Mortgage Forgiveness Debt Relief Act of 2008
- Assume a mortgage of $100,000. After repaying $20,000 of the mortgage, the borrow is forced to sell the property because of economic hardship. The borrower is able to sell the home for only $60,000, leaving a gap of $20,000 between the sale price and the current value of the mortgage. Assuming the lender approves this short-sale--the lender is the shorted party--the amount forgiven was counted by the IRS as income for the borrower, until MFDRA. In other words, the borrower had to pay taxes on that $20,000. MFDRA prohibited the IRS from charging that amount as income and taxing it. According to the federal Office of Management and Budget, hundreds of thousands of people who sold their homes at short-sales avoided a big tax hit as a result of the law.

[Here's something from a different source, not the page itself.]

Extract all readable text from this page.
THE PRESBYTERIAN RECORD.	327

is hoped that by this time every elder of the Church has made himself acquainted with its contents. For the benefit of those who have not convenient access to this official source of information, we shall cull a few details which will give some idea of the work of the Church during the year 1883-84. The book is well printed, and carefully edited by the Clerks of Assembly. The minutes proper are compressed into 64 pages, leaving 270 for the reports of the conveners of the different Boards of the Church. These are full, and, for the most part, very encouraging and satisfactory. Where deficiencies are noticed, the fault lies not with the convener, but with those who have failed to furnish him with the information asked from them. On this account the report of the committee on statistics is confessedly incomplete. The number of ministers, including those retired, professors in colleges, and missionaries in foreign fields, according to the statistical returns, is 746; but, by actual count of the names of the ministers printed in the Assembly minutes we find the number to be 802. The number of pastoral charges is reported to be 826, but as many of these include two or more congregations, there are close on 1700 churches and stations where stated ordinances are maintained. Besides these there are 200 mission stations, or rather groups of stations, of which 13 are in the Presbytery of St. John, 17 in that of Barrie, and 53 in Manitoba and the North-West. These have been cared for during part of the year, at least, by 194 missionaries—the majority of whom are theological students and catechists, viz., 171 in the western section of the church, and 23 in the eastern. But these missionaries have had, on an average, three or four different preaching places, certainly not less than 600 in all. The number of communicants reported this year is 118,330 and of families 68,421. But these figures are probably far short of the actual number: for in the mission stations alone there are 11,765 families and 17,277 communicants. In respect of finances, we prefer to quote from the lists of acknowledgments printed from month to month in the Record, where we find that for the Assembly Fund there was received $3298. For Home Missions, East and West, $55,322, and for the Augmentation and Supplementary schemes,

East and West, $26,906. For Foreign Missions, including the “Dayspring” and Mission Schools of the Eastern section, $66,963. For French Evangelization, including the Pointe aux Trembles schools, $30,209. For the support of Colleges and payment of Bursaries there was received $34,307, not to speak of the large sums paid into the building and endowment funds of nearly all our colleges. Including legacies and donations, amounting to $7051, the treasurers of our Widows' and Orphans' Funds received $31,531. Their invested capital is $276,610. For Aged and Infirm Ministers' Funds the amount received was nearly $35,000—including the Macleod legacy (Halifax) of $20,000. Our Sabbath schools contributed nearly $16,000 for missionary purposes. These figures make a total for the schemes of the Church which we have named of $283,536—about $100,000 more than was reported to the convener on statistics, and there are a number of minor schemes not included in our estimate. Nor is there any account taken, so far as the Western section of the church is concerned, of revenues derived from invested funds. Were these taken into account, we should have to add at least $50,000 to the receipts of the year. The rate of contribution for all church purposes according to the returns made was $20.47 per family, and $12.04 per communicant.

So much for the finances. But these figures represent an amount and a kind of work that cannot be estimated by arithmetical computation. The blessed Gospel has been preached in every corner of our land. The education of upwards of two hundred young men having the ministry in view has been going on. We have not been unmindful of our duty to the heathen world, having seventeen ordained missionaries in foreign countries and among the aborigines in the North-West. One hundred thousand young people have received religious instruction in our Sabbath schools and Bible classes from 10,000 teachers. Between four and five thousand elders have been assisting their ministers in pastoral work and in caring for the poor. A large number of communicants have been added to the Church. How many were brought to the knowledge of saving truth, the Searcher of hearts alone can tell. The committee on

- In 2010 and beyond, the economy and housing market continued to slump and short sales continued. The MFDRA covers short sales only for the years 2007, 2008 and 2009, though. Unless Congress extends the act, any shortfall in a short sale for the years 2010 and beyond won't apply. In other words, a homeowner will not only take a loss on the sale of the home but have to pay taxes on the amount of the loss.
- Under MFDRA, the lenders weren't permitted as part of a short-sale to recoup its loss from the home. In other words, the lenders couldn't require the homeowner (the seller, in this case) to promise to payoff the shortfall to the lender. In some states, banks are permitted to seek a promissory note obligating the lender to pay off the shortfall between the loan amount and the amount the lender doesn't recover from the short-sale.
- The MFDRA excludes from tax forgiveness home equity loans used for any purpose other than home improvement. So if a homeowner used a home equity loan to fund a $20,000 trip to the Pacific Rim or some similar purpose, that money counts against the shortage in a short-sale. In other words, the amount of the home equity loan becomes taxable even under the MFDRA.
- The MFDRA applies only to the borrower's primary residence, and excludes vacation homes and investment or other properties. Also, there is a cap of $2 million for tax forgiveness. Any amount over $2 million not collected by the lender is taxable.
- With the sunset of the federal income tax forgiveness, some states, like California, have sought to soften the blow by not applying state taxes to the short-sale shortfall. It's less than the federal tax but it does represent savings from paying state taxes. In California, the state forgives up to $500,000 on a principal residence ($250,000 for married/registered domestic partner individuals filing separately). California's law applies to debt forgiveness in 2009 through 2012.